In Fars Province, Southern Iran, M. libycus was reported to be infected with L. major in Neyriz and Arsanjan and Gerbillus sp. in Larestan region (Momenbellah-Fard et al., 2003; Rassi et al., 2001, 2006, 2007). Infection with L. major was reported in several rodents worldwide. Schlein et al. (1984) demonstrated amastigotes in N. indica in the lower Jordan Valley, a region where CL due to L. major is hyper-endemic and Ps. obesus is believed to be the main reservoir host (Le Blancq et al., 1986).

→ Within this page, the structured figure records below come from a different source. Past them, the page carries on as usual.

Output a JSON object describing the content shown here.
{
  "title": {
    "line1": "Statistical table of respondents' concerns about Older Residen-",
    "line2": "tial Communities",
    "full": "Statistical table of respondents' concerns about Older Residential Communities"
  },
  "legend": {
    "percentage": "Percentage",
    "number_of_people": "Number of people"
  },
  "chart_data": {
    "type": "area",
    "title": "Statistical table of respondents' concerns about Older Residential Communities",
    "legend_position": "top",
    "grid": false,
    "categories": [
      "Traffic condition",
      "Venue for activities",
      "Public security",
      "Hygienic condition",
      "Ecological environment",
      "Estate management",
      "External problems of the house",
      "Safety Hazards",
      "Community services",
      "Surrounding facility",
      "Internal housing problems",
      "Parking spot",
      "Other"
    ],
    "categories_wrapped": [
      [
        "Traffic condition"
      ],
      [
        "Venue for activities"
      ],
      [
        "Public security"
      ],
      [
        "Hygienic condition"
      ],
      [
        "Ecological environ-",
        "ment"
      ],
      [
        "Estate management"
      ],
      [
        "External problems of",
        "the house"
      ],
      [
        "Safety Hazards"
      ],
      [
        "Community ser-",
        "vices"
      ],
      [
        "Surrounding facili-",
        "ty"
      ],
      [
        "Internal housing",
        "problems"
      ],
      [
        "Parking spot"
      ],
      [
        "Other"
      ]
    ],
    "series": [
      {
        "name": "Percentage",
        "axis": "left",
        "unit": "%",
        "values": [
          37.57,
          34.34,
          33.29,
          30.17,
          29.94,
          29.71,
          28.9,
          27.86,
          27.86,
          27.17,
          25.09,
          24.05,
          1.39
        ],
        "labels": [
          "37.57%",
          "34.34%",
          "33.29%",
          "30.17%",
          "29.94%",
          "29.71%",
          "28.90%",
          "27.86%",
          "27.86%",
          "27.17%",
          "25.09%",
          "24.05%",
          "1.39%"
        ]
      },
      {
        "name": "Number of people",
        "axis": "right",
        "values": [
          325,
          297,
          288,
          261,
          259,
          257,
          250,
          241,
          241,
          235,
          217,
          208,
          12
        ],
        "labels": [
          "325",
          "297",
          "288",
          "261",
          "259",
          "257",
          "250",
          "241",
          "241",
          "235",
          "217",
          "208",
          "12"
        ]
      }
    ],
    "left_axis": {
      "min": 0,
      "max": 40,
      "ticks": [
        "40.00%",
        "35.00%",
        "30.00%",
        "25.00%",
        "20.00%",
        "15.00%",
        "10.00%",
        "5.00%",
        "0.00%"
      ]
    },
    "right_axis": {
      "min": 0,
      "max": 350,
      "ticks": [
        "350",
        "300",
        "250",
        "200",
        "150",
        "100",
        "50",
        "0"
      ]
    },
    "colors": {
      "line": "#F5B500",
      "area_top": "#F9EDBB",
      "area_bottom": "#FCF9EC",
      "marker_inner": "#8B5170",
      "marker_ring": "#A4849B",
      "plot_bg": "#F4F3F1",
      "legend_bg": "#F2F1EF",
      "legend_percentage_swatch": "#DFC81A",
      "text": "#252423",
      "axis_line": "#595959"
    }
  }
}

Using isoenzyme electrophoresis, the enzymes MDH, PGM, GPI, NH1 and NH2 could discriminate L. major from L. tropica and L. infantum. The enzymes MDH, GPI, NH1 and NH2 were more efficient to characterize these parasites. Our findings are identical to several reports (Mebrahtu et al., 1992; Awadalla et al., 1987; Hosseini et al., 2005). The electrophoretic mobility of the isoenzyme bands in the system was consistent with other reports (Kreutzer et al., 1987; Ebert, 1987). Finding of some authors suggested MDH for differentiation between L. major and L. tropica too (Le Blancq et al., 1986; Mebrahtu et al., 1992), while others observed GPI and NH for differentiation between L. major and L. tropica (Mebrahtu et al., 1992; Al-Tagi and Evans, 1978). Results of the present study, finding of L. major in T. indica was similar to the other results in the province (Asgari et al., 2007; Mehrabani et al., 2007). In our study, the electrophoretic isoenzyme patterns as shown in Fig. 2 using 6 enzymatic systems including MDH, PGM, GPI, NH1, NH2 and 6GPD demonstrated the similarity to L. major but with RFs of 0.72 and 0.75.

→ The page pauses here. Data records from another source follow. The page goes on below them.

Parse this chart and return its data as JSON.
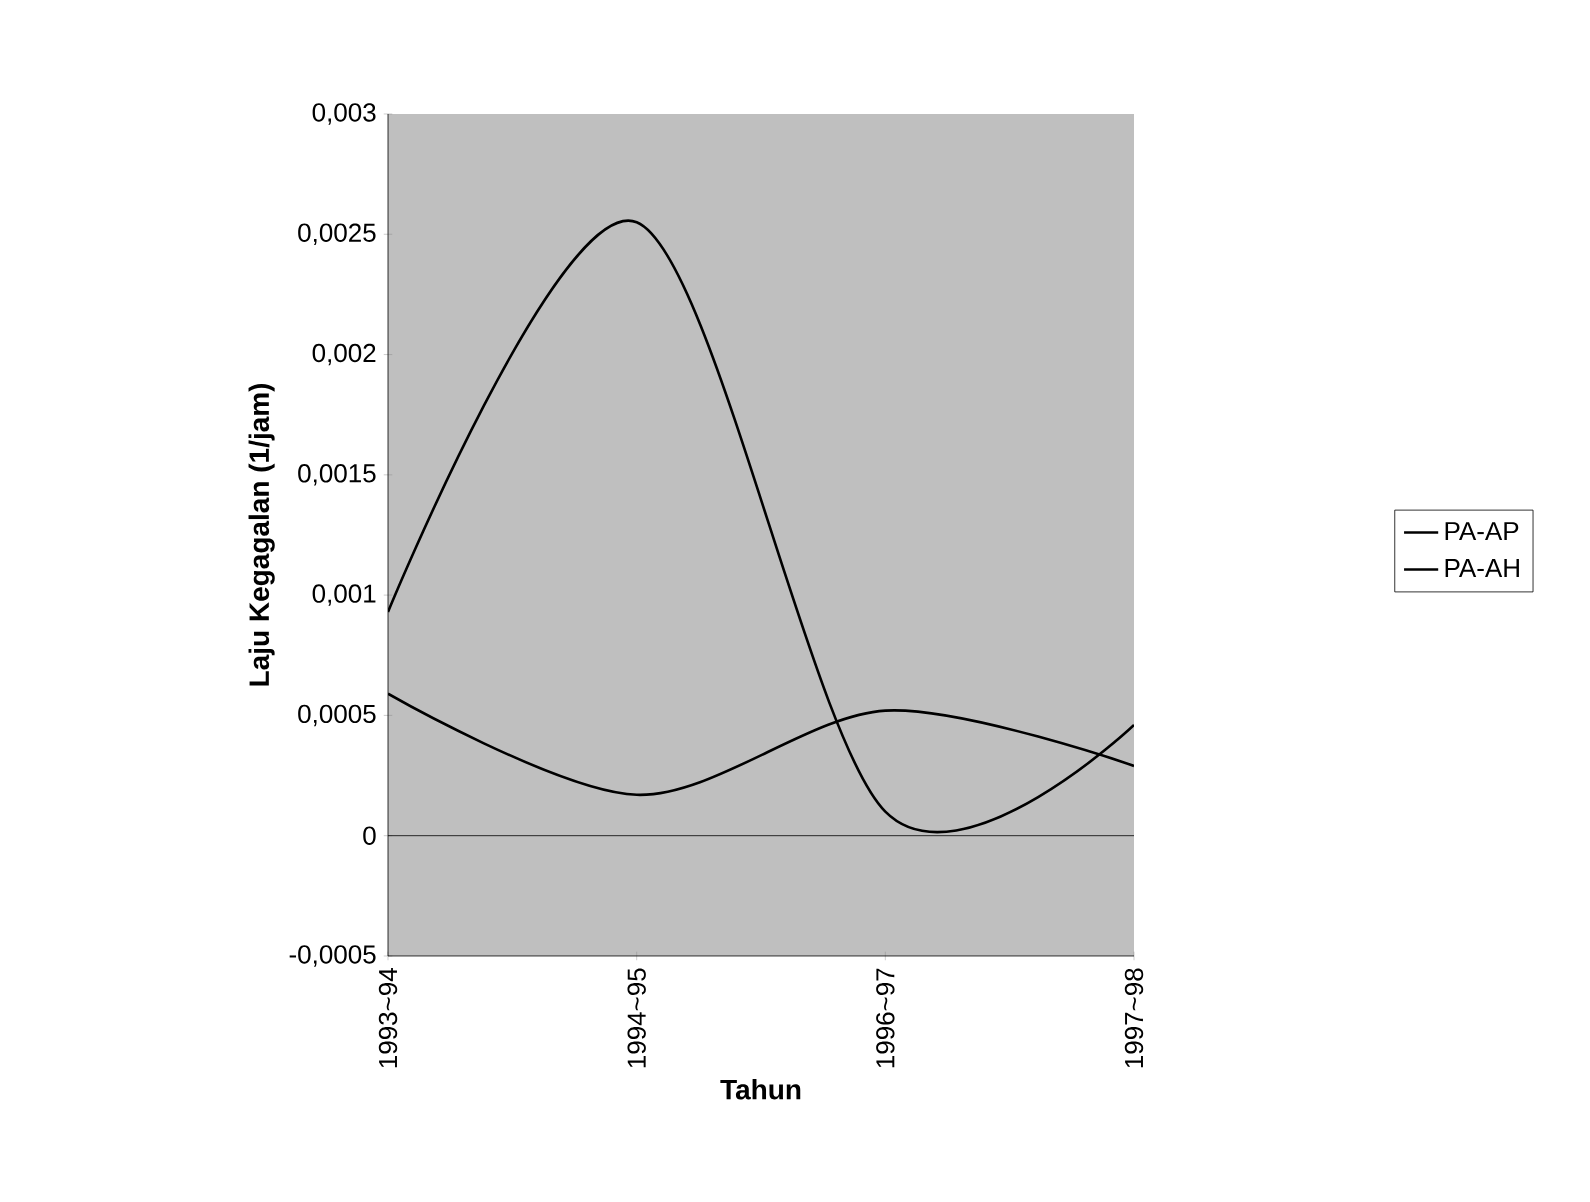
{
  "chart_data": {
    "type": "line",
    "xlabel": "Tahun",
    "ylabel": "Laju Kegagalan (1/jam)",
    "categories": [
      "1993~94",
      "1994~95",
      "1996~97",
      "1997~98"
    ],
    "series": [
      {
        "name": "PA-AP",
        "color": "#000000",
        "values": [
          0.00093,
          0.00255,
          0.0001,
          0.00046
        ]
      },
      {
        "name": "PA-AH",
        "color": "#000000",
        "values": [
          0.00059,
          0.00017,
          0.00052,
          0.00029
        ]
      }
    ],
    "ylim": [
      -0.0005,
      0.003
    ],
    "yticks": [
      {
        "value": -0.0005,
        "label": "-0,0005"
      },
      {
        "value": 0,
        "label": "0"
      },
      {
        "value": 0.0005,
        "label": "0,0005"
      },
      {
        "value": 0.001,
        "label": "0,001"
      },
      {
        "value": 0.0015,
        "label": "0,0015"
      },
      {
        "value": 0.002,
        "label": "0,002"
      },
      {
        "value": 0.0025,
        "label": "0,0025"
      },
      {
        "value": 0.003,
        "label": "0,003"
      }
    ],
    "ref_lines": [
      {
        "axis": "y",
        "value": 0
      }
    ],
    "grid": false,
    "legend": "right",
    "marker": "none",
    "line_style": "solid"
  }
}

At histological level, the femoral bone of the infected rodents with the amastigote form of Leishmania, was shown to be the tissue of choice demonstrating the macrophages. Similar reports were presented in golden hamster (Ridley et al., 1980; Kahl et al., 1991). The histologic features may be related to a mixed mononuclear cell reaction (Barral-Netto et al., 1987). The present study, also showed a diffuse infiltration of macrophages with parasite antigens (parasitized macrophages). Promastigotes are phagocytosed by macrophages after opsonization of the Leishmania promastigotes by the complement. Identically several round, 1-to 30-micron bodies within vacuoles in the macrophage cytoplasm were shown as fine structures of Leishmania amastigotes (Mebrahtu et al., 1992).

We can conclude that changes in socioeconomic status, urban and rural construction developments, new agricultural projects, the storage of waste products nearby the town all may be a risk for presence of wild rodents in the area. The present study, showed that T. indica which is the first report in this area was the rodent infected with L. major and may play a potential reservoir host for L. major in the region. The present study demonstrated that the femoral bone marrow of rodents is the tissue of choice showing the macrophages with amastigote form of L. major by light and electron microscopy methods.

ACKNOWLEDGMENTS

The authors would like to thank the Office of Vice Chancellor for Research of Shiraz University of Medical Sciences for financial support. They wish also to thank the Department of Biology of Shiraz University for their cooperation.